Talk about adding insult injury. More and more U.S. emergency rooms won't admit patients until they pony up a fee of $100 dollars or more for nonemergencies.
The fees are meant to discourage people suffering from nothing worse, say, than a sore throat or a skinned knee from taking up time and resources better reserved for the seriously ill.
Both for-profit and non-profit hospitals are levying the charge.
Ed Fishbough, spokesman for the nation's biggest for-profit chain, HCA Healthcare in Nashville, Tenn., says the company first started imposing such fees in 2004, at one of its Houston-area hospitals.
The practice has since spread to 76 other hospitals in the 163-hospital chain. The purpose, he says, is to "help reduce crowding in the ER and to educate people about appropriate use of ER resources."
Critics of ER fees include the American College of Emergency Physicians, which says that 2 to 7 percent of patients determined to have nonemergency conditions are admitted to a hospital within 24 hours.
Patient advocacy groups, likewise, blast the policy, saying it discourages the sick from seeking help. "It seems the point of the policy is to put a financial barrier between the patient and care," Anthony Wright, executive director of advocacy group Health Access California, told Kaiser.

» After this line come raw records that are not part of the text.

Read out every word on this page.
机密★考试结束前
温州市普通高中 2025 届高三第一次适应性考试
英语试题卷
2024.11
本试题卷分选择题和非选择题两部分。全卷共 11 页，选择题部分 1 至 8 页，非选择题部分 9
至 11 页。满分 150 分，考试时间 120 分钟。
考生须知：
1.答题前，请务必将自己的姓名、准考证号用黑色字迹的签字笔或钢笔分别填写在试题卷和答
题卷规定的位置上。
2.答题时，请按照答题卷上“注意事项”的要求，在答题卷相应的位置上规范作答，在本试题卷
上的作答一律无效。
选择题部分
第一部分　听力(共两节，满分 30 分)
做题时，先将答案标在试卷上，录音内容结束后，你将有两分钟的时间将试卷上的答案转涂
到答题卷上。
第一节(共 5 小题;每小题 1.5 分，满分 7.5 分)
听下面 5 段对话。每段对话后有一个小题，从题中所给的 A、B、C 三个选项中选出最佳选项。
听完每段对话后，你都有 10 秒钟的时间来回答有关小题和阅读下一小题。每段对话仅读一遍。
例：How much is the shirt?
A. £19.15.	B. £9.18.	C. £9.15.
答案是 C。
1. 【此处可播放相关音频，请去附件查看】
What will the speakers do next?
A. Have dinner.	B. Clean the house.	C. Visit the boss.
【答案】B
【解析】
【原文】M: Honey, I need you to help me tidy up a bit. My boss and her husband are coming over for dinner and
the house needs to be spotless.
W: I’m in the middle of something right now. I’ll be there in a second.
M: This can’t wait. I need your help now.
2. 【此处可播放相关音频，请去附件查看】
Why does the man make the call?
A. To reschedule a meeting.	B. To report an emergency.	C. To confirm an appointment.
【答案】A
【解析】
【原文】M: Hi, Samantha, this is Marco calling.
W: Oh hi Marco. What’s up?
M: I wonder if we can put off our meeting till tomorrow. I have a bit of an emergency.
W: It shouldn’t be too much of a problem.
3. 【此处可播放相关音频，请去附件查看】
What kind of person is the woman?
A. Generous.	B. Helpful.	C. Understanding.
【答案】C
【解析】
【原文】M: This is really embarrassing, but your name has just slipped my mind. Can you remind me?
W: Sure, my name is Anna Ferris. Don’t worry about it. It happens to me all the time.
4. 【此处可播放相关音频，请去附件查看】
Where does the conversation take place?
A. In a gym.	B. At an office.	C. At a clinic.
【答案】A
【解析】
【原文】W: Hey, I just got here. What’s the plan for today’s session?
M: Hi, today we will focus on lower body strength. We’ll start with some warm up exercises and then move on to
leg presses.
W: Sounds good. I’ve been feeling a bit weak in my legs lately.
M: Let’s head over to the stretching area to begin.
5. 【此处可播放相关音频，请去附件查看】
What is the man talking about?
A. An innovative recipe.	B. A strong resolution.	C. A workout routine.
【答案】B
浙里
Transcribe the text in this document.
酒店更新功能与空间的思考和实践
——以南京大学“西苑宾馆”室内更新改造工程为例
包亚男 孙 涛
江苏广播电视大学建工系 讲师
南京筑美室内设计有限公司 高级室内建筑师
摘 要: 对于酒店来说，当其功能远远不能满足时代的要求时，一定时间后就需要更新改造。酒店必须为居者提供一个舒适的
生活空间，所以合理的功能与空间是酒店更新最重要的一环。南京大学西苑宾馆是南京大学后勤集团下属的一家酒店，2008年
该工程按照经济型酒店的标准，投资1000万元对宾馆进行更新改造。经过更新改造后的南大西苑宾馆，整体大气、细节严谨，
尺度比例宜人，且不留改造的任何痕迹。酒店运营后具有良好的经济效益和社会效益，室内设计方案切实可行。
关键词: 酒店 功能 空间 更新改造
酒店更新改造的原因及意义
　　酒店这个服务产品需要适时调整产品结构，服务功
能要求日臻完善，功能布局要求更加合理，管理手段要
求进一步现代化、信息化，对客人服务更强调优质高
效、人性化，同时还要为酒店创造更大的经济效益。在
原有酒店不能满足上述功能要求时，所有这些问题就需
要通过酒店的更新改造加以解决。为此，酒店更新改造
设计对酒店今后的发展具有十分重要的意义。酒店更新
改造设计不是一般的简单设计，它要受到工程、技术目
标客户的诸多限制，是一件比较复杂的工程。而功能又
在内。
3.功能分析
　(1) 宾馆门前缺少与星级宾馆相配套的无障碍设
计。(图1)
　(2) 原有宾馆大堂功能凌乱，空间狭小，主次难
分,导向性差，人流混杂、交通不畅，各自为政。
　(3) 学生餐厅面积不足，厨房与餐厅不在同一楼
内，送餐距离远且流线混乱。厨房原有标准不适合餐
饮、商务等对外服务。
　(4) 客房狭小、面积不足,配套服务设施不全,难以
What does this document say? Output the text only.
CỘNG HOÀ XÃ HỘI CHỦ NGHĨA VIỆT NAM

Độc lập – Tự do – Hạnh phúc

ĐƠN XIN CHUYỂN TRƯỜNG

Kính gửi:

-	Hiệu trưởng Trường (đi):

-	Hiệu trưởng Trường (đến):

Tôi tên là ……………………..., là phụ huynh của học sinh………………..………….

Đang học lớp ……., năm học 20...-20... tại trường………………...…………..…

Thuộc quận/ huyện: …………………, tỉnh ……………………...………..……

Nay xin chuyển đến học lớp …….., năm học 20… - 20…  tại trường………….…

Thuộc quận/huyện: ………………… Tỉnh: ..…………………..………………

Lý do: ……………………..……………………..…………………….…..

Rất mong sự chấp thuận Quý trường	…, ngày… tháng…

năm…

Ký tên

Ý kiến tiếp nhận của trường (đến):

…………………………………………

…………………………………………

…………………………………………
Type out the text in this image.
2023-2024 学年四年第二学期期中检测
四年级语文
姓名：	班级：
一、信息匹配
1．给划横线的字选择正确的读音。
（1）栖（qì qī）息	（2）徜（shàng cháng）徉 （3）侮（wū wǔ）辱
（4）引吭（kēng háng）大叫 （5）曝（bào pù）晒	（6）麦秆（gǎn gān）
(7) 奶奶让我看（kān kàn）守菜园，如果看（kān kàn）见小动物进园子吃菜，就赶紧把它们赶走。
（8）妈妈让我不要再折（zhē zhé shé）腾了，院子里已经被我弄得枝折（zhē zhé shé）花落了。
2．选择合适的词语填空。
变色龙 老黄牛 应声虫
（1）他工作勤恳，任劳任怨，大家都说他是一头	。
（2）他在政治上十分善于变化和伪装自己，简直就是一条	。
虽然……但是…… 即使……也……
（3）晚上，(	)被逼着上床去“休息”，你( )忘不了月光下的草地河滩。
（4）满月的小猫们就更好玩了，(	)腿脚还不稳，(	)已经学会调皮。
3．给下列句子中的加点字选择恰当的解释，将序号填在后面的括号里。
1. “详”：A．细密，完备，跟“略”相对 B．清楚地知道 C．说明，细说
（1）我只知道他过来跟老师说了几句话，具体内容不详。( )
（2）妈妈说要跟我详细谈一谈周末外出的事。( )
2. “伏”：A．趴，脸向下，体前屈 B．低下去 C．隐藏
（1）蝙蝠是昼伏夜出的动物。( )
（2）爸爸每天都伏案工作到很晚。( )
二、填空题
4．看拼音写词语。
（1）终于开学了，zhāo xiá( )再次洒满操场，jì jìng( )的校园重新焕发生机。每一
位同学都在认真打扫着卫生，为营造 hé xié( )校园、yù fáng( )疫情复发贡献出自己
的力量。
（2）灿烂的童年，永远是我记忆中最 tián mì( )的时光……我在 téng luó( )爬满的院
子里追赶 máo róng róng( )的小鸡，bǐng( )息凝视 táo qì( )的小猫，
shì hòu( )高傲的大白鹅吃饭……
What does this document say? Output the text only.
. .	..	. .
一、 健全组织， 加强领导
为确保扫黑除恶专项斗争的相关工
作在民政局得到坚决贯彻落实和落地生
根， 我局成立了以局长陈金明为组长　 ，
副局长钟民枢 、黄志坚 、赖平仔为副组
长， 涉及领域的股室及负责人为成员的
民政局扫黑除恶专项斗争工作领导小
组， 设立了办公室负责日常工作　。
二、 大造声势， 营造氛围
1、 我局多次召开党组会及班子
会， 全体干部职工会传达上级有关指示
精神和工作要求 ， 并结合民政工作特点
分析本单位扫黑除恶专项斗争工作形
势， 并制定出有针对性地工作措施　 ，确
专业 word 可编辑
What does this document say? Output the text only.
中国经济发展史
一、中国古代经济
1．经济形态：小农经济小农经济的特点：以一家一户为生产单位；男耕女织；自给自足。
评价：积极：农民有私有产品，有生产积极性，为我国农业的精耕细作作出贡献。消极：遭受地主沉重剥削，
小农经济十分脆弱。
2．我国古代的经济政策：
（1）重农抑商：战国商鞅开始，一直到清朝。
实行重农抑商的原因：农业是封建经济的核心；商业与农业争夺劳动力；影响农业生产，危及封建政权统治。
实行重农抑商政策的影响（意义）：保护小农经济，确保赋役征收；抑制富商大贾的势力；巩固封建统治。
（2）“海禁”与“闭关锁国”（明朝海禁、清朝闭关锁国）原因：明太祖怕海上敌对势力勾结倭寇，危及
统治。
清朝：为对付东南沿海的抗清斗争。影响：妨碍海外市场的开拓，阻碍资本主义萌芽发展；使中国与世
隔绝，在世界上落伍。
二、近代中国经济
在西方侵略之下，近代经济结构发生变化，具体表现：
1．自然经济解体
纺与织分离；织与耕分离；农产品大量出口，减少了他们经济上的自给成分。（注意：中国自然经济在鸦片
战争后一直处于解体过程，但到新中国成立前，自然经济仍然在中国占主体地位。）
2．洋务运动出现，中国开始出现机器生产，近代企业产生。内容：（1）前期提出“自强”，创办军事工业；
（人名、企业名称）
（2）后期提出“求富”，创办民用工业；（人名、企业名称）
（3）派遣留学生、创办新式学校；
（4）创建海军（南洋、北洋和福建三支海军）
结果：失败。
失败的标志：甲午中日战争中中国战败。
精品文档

Either way, here's how it works at HCA:
You show up at the ER wanting treatment. A clinician checks you out, and decides whether your case qualifies as a true emergency. If it doesn't, but if you want to stay in the ER and get treated there anyway, you are asked to pay a fee, which, at HCA, runs between $100 and $150.
Pregnant women, children younger than 6 and people older than 64 are exempt.
HCA says it had 6 million emergency room visits at its hospitals last year. Of those, 314,000 (about 5 percent) were from people who, after screening, were determined not to have an emergency condition. They were offered the choice of paying the fee and remaining in the ER for treatment, or leaving and seeking treatment at what HCA calls a "more appropriate setting," such as a clinic or doctor's office. About 233,000 patients chose to stay and pay. About 80,000 didn't, and took a hike. It's unknown where they ended up.
Tomi Galin, vice president for corporate communications at Community Health Systems, says patients who choose to leave "are provided with information about other community health resources for their non-emergency medical conditions." Imposing a fee, she argues, helps reduce costs for the patient and the hospital alike because "the ER is the highest cost environment to receive non-emergency care."
The U.S. Centers for Disease Control and Prevention says patients with non-urgent problems account for about 8 percent of ER visits. Other studies have put the figure considerably higher. One by Health Affairs policy journal in 2010 concluded it was closer to 27 percent.
The non-profit Midland Memorial Hospital in Texas implemented a $150 ER fee in 2009, as part of an exercise in cost-control, according to a Kaiser Health News story. Kaiser says the hospital had lost $14 million in 2008, in part because of millions of dollars in ER bills left unpaid.
Since imposing its fee, the hospital has seen a drop in debt, according to its chief financial officer, whom Kaiser quotes. He estimates that about 75 percent of patients with nonemergency conditions leave the hospital rather than pay the fee. "More people now know," he says, "that our ER is not a walk-in clinic or a primary-care office."